Don’t believe me? Think about how differently Sarah Palin’s campaign coverage would have looked had she been a black woman. Palin was a working mother with five children, one of whom, Bristol, was a teenager and pregnant while Mom was on the campaign trail. If Palin had been black (or Latina for that matter) she would have been cast as ignorant and uneducated and characterized as a drain on the system. Heteronormativity is not just about being straight; it is also about class, race, and lifestyle choices.
I just wrote a paper on stereotypes in media. The group of people I had to research was “Native Americans” and I watched all of these videos about how early media stereotyped them into being these horrible people. But the truth is, growing up I always wanted to be a Native American Indian. I thought they were great, and in the 1st grade I cried when I was picked as a Pilgrim instead of an Indian in our Thanksgiving play. I didn’t want to be a “white man”. Funny, I guess I never saw the negativity in the stereotype.

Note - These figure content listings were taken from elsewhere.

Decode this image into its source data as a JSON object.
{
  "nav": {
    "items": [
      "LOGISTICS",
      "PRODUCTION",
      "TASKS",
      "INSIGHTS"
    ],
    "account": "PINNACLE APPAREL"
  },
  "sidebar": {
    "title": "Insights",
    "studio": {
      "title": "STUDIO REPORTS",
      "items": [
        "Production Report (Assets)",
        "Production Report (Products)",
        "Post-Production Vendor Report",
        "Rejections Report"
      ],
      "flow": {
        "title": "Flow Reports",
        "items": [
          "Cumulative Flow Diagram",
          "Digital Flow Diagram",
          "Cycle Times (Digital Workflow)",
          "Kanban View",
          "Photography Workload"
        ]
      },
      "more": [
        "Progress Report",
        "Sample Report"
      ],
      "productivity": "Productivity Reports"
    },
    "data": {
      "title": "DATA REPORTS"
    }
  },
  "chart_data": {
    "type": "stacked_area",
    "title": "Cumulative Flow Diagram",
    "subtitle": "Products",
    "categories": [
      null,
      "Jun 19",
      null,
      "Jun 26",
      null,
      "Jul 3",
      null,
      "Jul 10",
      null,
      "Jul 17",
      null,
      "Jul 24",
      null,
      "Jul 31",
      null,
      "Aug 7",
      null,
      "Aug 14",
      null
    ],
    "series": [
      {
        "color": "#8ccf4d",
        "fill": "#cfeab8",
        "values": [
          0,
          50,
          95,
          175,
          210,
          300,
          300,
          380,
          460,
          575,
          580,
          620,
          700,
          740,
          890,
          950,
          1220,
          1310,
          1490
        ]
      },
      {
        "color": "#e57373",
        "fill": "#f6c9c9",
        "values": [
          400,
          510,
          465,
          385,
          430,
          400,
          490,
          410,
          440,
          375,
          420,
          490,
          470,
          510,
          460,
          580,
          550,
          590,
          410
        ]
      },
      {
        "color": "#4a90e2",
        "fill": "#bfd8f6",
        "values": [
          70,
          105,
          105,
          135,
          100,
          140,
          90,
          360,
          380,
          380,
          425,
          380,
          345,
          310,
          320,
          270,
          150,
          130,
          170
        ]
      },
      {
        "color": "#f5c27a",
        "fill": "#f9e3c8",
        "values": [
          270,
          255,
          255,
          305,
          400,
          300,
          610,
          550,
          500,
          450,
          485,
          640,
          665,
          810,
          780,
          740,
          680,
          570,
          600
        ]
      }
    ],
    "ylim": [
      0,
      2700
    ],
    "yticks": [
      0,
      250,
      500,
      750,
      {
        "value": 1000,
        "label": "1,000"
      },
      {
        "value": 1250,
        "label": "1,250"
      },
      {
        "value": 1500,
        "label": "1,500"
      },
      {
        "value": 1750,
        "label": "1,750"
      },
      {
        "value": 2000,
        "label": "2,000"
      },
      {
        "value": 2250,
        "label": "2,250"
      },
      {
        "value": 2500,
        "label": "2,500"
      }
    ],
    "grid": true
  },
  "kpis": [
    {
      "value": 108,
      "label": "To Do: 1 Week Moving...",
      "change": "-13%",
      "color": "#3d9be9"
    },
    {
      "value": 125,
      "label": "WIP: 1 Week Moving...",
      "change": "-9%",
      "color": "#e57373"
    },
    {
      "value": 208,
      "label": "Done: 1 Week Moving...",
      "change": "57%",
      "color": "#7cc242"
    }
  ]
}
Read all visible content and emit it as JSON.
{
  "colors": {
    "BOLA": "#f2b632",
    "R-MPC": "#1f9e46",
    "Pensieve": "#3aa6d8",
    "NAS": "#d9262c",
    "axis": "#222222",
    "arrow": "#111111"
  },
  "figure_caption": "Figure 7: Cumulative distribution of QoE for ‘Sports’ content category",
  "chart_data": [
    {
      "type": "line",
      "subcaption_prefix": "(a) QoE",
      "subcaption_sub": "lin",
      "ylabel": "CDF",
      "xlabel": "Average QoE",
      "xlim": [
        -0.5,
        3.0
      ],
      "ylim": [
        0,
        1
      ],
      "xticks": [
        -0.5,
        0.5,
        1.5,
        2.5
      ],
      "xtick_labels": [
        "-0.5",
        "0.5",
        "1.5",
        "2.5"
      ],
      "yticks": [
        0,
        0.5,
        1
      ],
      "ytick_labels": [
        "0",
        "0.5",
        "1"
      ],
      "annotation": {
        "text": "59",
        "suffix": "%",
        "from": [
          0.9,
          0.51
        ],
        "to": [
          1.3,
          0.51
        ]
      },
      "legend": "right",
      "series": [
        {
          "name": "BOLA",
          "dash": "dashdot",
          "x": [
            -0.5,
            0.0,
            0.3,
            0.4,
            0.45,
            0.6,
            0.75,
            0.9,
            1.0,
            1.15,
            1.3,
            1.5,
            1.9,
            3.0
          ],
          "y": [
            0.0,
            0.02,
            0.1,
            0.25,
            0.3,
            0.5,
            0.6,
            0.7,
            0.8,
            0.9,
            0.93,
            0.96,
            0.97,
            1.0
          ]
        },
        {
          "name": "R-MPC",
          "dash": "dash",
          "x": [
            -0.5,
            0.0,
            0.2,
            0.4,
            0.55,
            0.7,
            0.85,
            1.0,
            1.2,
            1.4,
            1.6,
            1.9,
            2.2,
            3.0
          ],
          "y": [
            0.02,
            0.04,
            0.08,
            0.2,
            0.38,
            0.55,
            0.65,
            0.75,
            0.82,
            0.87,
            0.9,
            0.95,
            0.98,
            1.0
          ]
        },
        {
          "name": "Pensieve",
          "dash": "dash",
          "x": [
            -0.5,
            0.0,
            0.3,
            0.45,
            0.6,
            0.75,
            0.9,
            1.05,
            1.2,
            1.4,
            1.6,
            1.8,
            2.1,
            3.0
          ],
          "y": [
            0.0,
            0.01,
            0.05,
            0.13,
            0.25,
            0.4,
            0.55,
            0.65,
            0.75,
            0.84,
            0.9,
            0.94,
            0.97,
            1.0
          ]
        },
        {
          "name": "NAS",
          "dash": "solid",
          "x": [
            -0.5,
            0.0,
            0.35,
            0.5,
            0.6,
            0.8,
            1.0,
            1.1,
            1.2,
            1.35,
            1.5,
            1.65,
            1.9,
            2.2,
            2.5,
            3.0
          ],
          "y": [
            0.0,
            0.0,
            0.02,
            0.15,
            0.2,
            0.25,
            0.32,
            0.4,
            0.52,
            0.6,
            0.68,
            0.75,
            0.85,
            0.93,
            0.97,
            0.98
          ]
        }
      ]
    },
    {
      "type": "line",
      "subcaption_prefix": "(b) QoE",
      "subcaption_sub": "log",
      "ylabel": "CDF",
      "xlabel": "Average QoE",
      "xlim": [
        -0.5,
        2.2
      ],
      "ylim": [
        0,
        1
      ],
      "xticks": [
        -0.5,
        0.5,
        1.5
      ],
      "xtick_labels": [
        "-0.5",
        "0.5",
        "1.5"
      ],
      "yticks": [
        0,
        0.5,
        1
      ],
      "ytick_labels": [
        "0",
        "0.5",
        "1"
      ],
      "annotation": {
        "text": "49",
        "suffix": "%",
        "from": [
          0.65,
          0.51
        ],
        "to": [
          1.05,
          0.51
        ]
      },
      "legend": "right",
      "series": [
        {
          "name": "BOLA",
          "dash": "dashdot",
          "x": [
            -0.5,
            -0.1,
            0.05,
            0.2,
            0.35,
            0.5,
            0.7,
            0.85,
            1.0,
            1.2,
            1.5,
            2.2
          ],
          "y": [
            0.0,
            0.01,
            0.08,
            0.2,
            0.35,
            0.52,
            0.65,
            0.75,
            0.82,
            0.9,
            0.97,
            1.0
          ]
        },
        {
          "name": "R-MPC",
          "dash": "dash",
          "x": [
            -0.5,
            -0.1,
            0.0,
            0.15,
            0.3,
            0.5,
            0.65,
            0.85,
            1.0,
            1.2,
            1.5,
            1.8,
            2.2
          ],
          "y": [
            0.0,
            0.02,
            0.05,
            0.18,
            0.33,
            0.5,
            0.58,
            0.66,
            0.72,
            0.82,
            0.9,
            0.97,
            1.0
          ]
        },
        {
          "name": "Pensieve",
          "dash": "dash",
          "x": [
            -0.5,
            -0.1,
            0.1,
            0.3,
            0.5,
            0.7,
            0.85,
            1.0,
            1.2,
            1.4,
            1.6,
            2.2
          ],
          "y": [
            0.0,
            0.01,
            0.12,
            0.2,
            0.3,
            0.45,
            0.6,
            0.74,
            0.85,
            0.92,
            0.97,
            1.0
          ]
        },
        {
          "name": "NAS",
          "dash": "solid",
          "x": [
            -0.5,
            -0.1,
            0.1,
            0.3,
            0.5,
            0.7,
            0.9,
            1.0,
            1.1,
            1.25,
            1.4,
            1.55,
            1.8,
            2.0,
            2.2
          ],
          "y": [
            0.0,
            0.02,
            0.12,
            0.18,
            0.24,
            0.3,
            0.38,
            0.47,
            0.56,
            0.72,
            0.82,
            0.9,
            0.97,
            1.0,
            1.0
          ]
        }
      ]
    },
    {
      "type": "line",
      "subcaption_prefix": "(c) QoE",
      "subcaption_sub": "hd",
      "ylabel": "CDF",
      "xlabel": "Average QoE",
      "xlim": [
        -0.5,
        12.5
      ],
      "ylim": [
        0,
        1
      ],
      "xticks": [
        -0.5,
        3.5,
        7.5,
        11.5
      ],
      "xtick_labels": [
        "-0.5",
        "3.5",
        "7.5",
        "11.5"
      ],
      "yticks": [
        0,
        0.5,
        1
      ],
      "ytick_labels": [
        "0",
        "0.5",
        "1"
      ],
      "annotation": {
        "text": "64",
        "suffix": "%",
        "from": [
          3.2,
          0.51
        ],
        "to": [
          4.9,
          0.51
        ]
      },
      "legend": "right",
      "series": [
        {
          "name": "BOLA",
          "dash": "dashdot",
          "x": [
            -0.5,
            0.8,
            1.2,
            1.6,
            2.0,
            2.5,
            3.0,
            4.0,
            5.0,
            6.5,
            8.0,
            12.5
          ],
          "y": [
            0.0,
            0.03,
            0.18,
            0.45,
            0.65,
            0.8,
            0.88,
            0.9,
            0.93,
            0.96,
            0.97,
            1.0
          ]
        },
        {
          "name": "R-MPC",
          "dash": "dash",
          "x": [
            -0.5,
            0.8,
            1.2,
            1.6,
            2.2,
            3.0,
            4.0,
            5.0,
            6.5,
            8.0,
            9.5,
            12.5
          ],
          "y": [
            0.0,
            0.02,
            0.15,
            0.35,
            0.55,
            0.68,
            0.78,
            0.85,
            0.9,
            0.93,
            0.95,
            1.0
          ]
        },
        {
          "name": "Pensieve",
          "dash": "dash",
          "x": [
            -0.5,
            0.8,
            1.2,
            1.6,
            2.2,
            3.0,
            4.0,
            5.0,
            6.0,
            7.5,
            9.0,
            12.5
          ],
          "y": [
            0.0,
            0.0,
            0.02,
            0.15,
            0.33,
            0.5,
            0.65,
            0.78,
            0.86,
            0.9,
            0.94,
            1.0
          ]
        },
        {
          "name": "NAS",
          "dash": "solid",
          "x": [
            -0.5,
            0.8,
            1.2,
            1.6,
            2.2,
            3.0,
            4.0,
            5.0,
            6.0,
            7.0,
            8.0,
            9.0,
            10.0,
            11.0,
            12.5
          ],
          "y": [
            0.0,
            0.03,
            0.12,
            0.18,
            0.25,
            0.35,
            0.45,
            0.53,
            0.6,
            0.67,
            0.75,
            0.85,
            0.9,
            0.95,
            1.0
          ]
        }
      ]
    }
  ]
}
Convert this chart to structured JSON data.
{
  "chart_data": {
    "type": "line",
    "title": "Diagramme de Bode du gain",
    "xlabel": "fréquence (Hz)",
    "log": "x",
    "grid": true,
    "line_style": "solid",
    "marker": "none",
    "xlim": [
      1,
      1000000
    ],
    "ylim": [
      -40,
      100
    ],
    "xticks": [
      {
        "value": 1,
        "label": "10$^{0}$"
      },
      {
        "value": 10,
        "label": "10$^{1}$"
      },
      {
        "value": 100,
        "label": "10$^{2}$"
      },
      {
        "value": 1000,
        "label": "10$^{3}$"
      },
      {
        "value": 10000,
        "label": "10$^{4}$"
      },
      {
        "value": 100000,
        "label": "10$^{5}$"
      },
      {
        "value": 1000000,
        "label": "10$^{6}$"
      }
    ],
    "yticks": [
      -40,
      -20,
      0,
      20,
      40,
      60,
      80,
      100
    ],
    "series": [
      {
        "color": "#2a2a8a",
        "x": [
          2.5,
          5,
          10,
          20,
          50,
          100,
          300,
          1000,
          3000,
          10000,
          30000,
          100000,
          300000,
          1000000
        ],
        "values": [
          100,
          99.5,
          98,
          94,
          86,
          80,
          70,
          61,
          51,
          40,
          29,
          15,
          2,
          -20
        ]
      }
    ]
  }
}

If your paper isn’t turned in yet, I’d like to offer you another resource. Even if it is done and turned in, I’d like you to read it.
(Feel free to quote from it; correct attribution is to Monique Poirier, Seaconke Wampanoag)
Even those Americans who think they know about U.S. history often adhere to many myths and misconceptions taught in school. As one major research study has shown, current high-school textbooks communicate much in the way of inaccurate, distorted, and elliptical views of that history, particularly in regard to issues of U.S. racism and interracial conflicts.
Because of this pervasive ignorance, white elites can easily persuade, create confusion in, or foster apathy in the general population. Television has often circulated racist stereotypes straight out of the dominant racial frame. These stereotypes create or reinforce negative racial images in many minds. A recent study found that television viewing had an important effect on white viewers’ negative stereotypes of Latinos—when these viewers felt that they had learned important information about U.S. Latinos from watching television. In contrast, those whites who said that they had actually talked with, or had positive contacts with, Latinos were more likely to hold positive views of Latinos.
Thus, with our national racial order firmly in place, most white Americans, from childhood on, have generally adopted the racially framed views, assumptions, and proclivities of previous generations, established white authorities, and/or the mainstream media. In this manner important aspects of systemic racism are routinely reproduced from one generation of whites to the next.